Há os discursos fracionários, que invocam o partido ou a classe acima do interesse público. Por exemplo, a deputada Angela Guadagnin não fez um discurso, mas dá na mesma: celebrou com passes de samba a impunidade de um colega de partido que trapaceou na contabilidade dos fundos de campanha (ela acaba de inventar, aliás, uma nova figura do Carnaval: a "trapassista").
Há os discursos que fazem apelo a princípios morais, fés religiosas, valores "tradicionais" etc. A relação disso com a gestão da coisa pública é um enigma.
Há o discurso nacionalista, que parece fazer apelo à nação como bem comum, mas, de fato, só esquenta identificações: "Ganharemos a Copa, o biocombustível é nosso, e Santos-Dumont foi o primeiro". Mas o que isso tem que ver com a gestão da coisa pública?
A ausência de uma retórica republicana é responsável, ao menos em parte, pela estranha situação atual, em que o caixa dois e o uso de fundos públicos para partido e campanha parecem "naturais" -inclusive aos olhos da gente.
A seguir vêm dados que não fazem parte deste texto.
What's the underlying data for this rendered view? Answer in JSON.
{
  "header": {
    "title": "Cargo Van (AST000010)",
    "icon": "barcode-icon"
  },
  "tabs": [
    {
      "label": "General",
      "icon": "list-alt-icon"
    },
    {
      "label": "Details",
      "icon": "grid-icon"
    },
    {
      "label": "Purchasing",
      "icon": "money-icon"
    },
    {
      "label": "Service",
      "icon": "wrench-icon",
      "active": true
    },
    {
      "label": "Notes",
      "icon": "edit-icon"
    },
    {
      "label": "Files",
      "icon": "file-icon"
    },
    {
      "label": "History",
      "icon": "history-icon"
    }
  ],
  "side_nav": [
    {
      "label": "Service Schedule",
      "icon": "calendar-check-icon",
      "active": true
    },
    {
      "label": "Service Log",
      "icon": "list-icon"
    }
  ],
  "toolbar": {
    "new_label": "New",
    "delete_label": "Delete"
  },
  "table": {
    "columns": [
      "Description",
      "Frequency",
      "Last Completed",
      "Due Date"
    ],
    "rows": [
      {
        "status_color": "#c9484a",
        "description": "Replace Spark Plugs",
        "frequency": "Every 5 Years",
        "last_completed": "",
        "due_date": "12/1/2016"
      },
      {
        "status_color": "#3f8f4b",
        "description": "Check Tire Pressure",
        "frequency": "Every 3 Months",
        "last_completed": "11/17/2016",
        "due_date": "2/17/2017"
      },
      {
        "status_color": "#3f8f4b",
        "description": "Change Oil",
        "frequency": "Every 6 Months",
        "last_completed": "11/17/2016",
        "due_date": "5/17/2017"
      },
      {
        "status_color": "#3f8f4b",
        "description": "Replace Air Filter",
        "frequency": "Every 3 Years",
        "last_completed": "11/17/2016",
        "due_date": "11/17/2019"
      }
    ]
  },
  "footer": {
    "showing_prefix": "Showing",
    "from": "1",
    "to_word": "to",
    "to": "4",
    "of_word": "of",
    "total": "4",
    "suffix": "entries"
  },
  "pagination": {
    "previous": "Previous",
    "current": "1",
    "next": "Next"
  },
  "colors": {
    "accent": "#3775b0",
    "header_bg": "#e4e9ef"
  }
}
Na quebra do sigilo do caseiro Francenildo Costa, espanta-me, além do abuso de poder, a suposição que a motivou: o caseiro só poderia ter sido pago por alguém. Aparentemente, nem Palocci nem seus assessores consideraram que um cidadão pudesse testemunhar por dever cívico, em nome da coisa pública.
A ausência da retórica republicana é crônica no Brasil, talvez com a exceção da Primeira República (o livro de Luiz Felipe D'Avila, "Os Virtuosos", que estou lendo, confirma essa tese).
Mas não é proibido mudar: afinal, quem está com o controle remoto na mão somos nós. Agora, cuidado: a retórica da coisa pública é chata, não dá jingle nem samba para passista.